The near future could see conflicts over water between companies and the communities in which they operate. Left to escalate, businesses’ entire license to operate could be at risk. Despite this growing pressure, there are currently no adequate means to evaluate, quantify and benchmark corporate performance (or failure) on water management.

The harsh reality is that the “business as usual” approaches to water management will no longer suffice. In most cases, companies should – and actually can – play a constructive role in addressing water problems: the multinational food and beverage company Nestlé recently set aside roughly US$19 million to improve wastewater treatment facilities at its plants and strengthened their water quality requirements. The aim according to the company is to treat the water they discharge effectively. The results have seen the company’s factory in the water-stressed state of Jalisco, Mexico, save up to 1.6 million liters of water a day – an equivalent of the daily consumption of 6400 people in the area.

Other recent developments point at the emergence of corporate water management. Investors are beginning to recognize the true value at risk – therefore increasing their expectations on corporate water management exponentially. One of the strongest water advocates is the Norwegian pension fund, Norges Bank Investment Management, with assets valued at over US$800 billion. Today, the pension fund expects companies to demonstrate clear strategies for water and climate change management. The public sector is following suit with the EU looking to set policy requirements for companies to disclose specific environmental criteria, including water, as part of their mainstream reporting to investors.

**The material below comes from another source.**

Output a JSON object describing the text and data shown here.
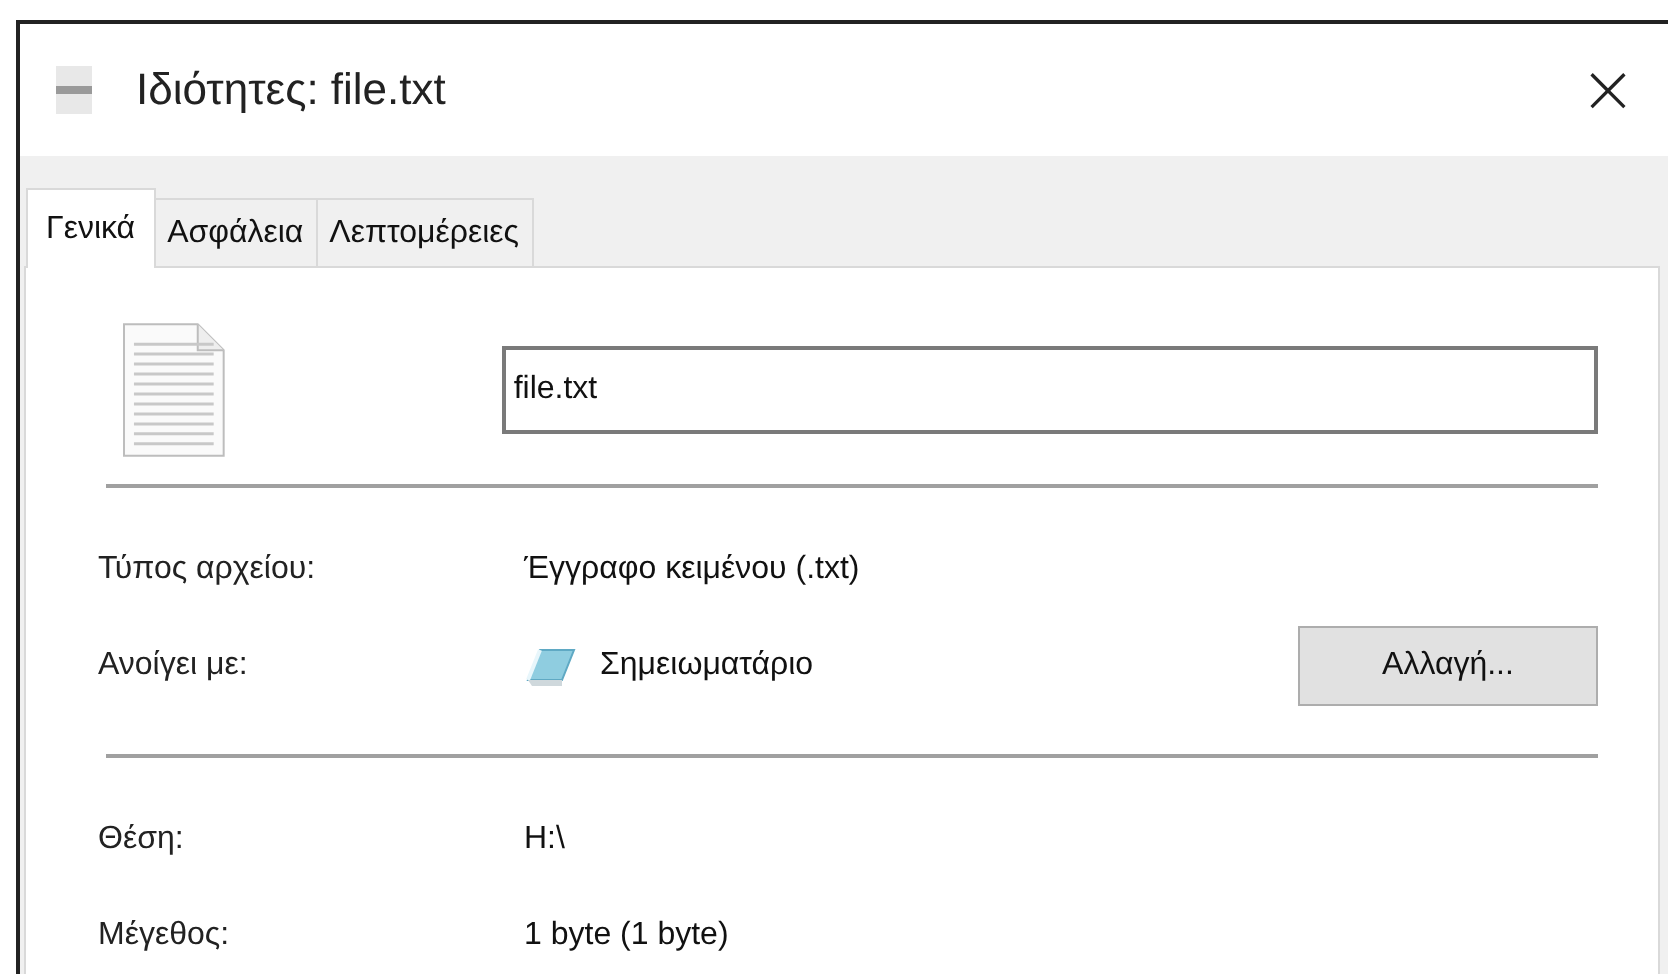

Steps are being taken into the right direction. Nonetheless, without a proper understanding of water risks, businesses face the danger of setting targets that fail to address their key exposures or simply misdirecting their risk mitigation strategies: Coca-Cola did not have enough insights to the real state of play of its water use and was forced to close a bottling plant in Northern India after local farmers accused it for wasting too much water. The example of Coca-Cola shows how water related risk can generate substantial negative impacts on their business, their operations and their revenue. The need for comprehensive methods to evaluate corporate water risk has never been more important.

A key authority in corporate environmental reporting and scoring, CDP has noted the imperative to extend their reach to water. To ensure a robust introduction of corporate water scoring and associated benchmarking, CDP has partnered with South Pole Group to evaluate the water management practices of companies operating in the most water dependent industry sectors.

The aim of the partnership is ambitious: delivering the first ever global benchmark for corporate water management by scoring companies based on their results. The added layer of scoring to conventional reporting will provide objective feedback to responding companies as well as valuable metrics for investors. By being able to meaningfully address key exposures and better direct risk mitigation strategies,companies can ensure sustainable growth while considering stakeholder needs and maintaining their license to operate. Going forward, pioneering companies will be able to reduce the value at risk from water stress and capitalize on opportunities such as cost savings or increased revenues. Smart water management can in other words offer operational, strategic or market opportunities.

As the new Sustainable Development Goals (SDGs) are about to be adopted in September, the private sector has an opportunity to lead in the preservation one of our planet’s most valuable resources. In the long run, the global economy will favor companies that take the role of water stewards and embrace a pro-active approach to water management. From pushing for water efficient ways to wash clothes to piloting an application that increases water productivity within the supply chain, the solutions and the will to act are out there.